There’s a part of me that hates change. I despise the fact that much of what I learned 3 years ago about social media is now irrelevant. Are there any principles from today that will still stand years from now, regardless of what the new hot network is? I’d like to suggest at least three.
1. Focus on the Feed, Not the Profile
This is a classic mistake I’ve witnessed on countless platforms. The brands that spend the most time pimping out their profile pages, whether on Facebook, Twitter, or Pinterest, tend to have the worst engagement of all. I’m going out on a limb to predict that the new Facebook timeline and upcoming Twitter brand pages will not change this. Yes, milestones, and pinned posts, and cover photos are cool for branding, but if your content sucks, no one will ever see them. People will still primarily interact with your business through the newsfeed.
Your content is what makes fans care, not a pretty profile page. Content isn’t just king, he’s a ruthless dictator that jealously demands your allegiance.
2. Don’t Buy or Bribe Followers
In effort to inflate followers, many brands incentivize followers by offering coupons, giveaways, or exclusive content behind soon to be defunct LIKE gates. While these tactics can be highly effective at growing a following, they produce very low quality followers who are far less likely to engage in the future.
Unless your only social media agenda is to give the illusion that a lot of people like you, an overemphasis on the sheer number of followers will always backfire. For example, by inflating your number of Facebook likes with low quality fans, you inevitably make it less likely for true fans to see your content. When Facebook’s Edge Rank sees that your engagement rate is low on a post, it drives down your content in the newsfeed, hiding it from those who do want to see it.
My advice, don’t pollute your social networks with people who ‘sorta’ like you. Demand real followers. Put the your like/follow button prominently on your site header, footer, emails etc…. all the places that real supporters are likely to find it.

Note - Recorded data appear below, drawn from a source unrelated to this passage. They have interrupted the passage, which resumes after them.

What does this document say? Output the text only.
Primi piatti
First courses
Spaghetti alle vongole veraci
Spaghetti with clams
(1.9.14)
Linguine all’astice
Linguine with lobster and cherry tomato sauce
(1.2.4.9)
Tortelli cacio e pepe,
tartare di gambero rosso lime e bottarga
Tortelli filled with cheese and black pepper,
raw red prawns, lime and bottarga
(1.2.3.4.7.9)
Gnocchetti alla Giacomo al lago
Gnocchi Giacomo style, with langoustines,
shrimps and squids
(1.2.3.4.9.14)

3. Keep in Short & Shareable
Brands that create content that’s short and easy to like/retweet/re-blog/re-pin always win. Twitter gives your 140 characters, use 70 and get read more often. Facebook gives you virtually unlimited characters, keep it brief and stand out from the clutter. Regardless of the platform, people are busy and probably care more about what’s going in the lives of their family and friends than what your company has to say. If you keep it short and digestible, you stand a better chance of staying in their feed for the long term.